Larissa impressionou vivamente os dois homens. Celso pensou: Caramba, essa menina virou uma vendedora total, olha só o papo dela! Já, já o argentino compra um carro na mão dela. E o cara tá todo derretido...

O visitante ainda não tinha conseguido falar nada. Por fim, esforçando-se para retomar seu modo natural, disse:

Encantado, señorita. Mucho gusto, muchísimo gusto mismo – atônito, tinha perdido seu vocabulário português totalmente.

Celso tomou a iniciativa: levou o aturdido Don Diego para seu escritório e fechou a porta. Agora iam falar de negócios, o anjo loiro que ficasse para depois.

– Então, Don Diego, fez boa viagem?

– Todo normal, si. Normal. Mas diga-me: tenemos boa mercaderia?

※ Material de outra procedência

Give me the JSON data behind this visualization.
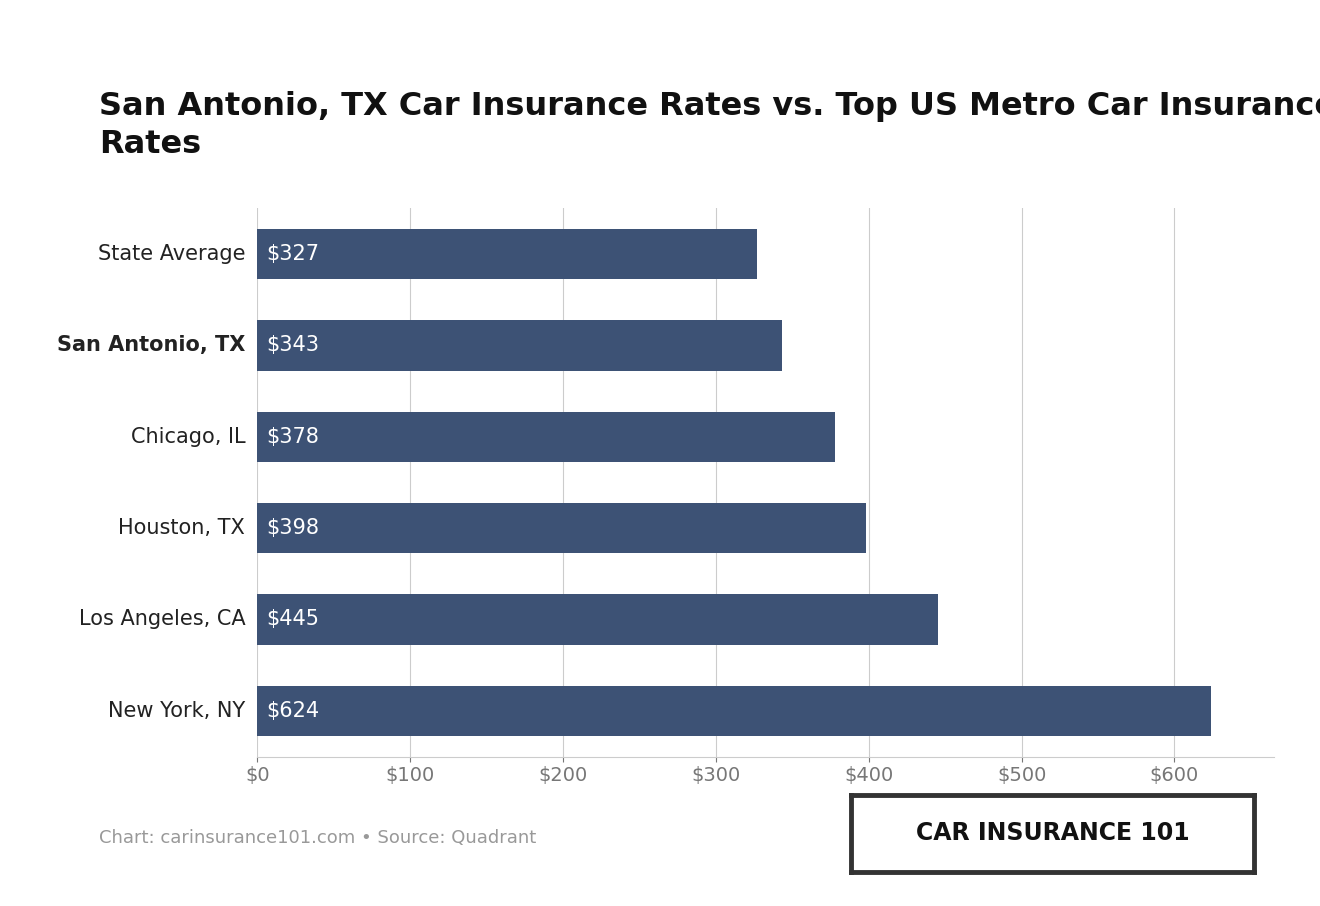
{
  "title": "San Antonio, TX Car Insurance Rates vs. Top US Metro Car Insurance\nRates",
  "categories": [
    "State Average",
    "San Antonio, TX",
    "Chicago, IL",
    "Houston, TX",
    "Los Angeles, CA",
    "New York, NY"
  ],
  "values": [
    327,
    343,
    378,
    398,
    445,
    624
  ],
  "bar_color": "#3d5275",
  "bar_labels": [
    "$327",
    "$343",
    "$378",
    "$398",
    "$445",
    "$624"
  ],
  "bold_category_index": 1,
  "xlabel_ticks": [
    0,
    100,
    200,
    300,
    400,
    500,
    600
  ],
  "xlim": [
    0,
    665
  ],
  "background_color": "#ffffff",
  "title_fontsize": 23,
  "bar_label_fontsize": 15,
  "tick_fontsize": 14,
  "ytick_fontsize": 15,
  "source_text": "Chart: carinsurance101.com • Source: Quadrant",
  "logo_text": "CAR INSURANCE 101",
  "logo_fontsize": 17,
  "source_fontsize": 13
}
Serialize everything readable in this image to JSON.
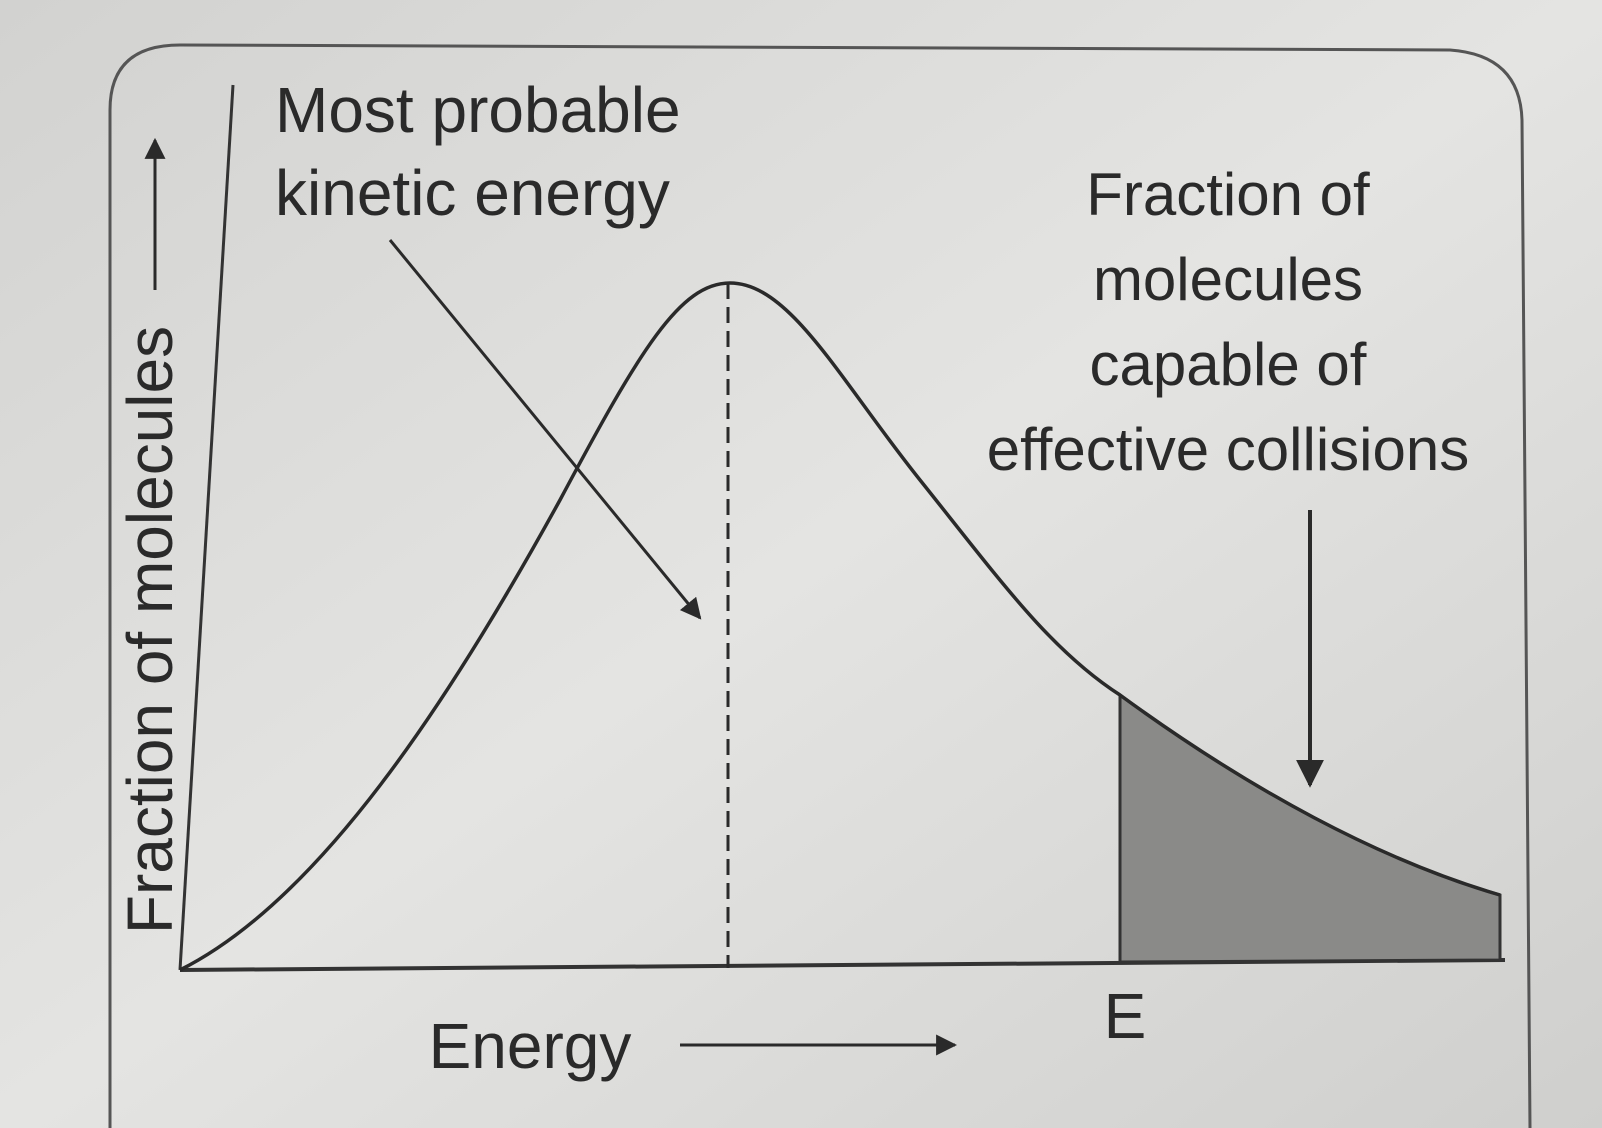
{
  "axes": {
    "y_label": "Fraction of molecules",
    "x_label": "Energy"
  },
  "annotations": {
    "most_probable": {
      "lines": [
        "Most probable",
        "kinetic energy"
      ]
    },
    "effective": {
      "lines": [
        "Fraction of",
        "molecules",
        "capable of",
        "effective collisions"
      ]
    }
  },
  "markers": {
    "threshold": "E"
  }
}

– Como lhe falei no telefone, temos por agora só um menino que vale a pena ver. Não está bem pronto ainda, eu poderia fazer o garoto iniciar aqui no Brasil mesmo, mas acho que vale a pena ver esse velocista e driblador antes, faça ao senhor mesmo a sua avaliação. Se, com o seu olho clínico, o senhor achar que já pode levar o rapaz, então vamos ter nosso primeiro negócio, sim.

– Muy bueno. Mismo que seja só ese chico, se ele for bueno de verdad, entonces mi viaje já valió a pena. E se no for, bueno, esso faz parte do negócio, hay que investir antes, nunca se sabe lo que uno vá a encontrar.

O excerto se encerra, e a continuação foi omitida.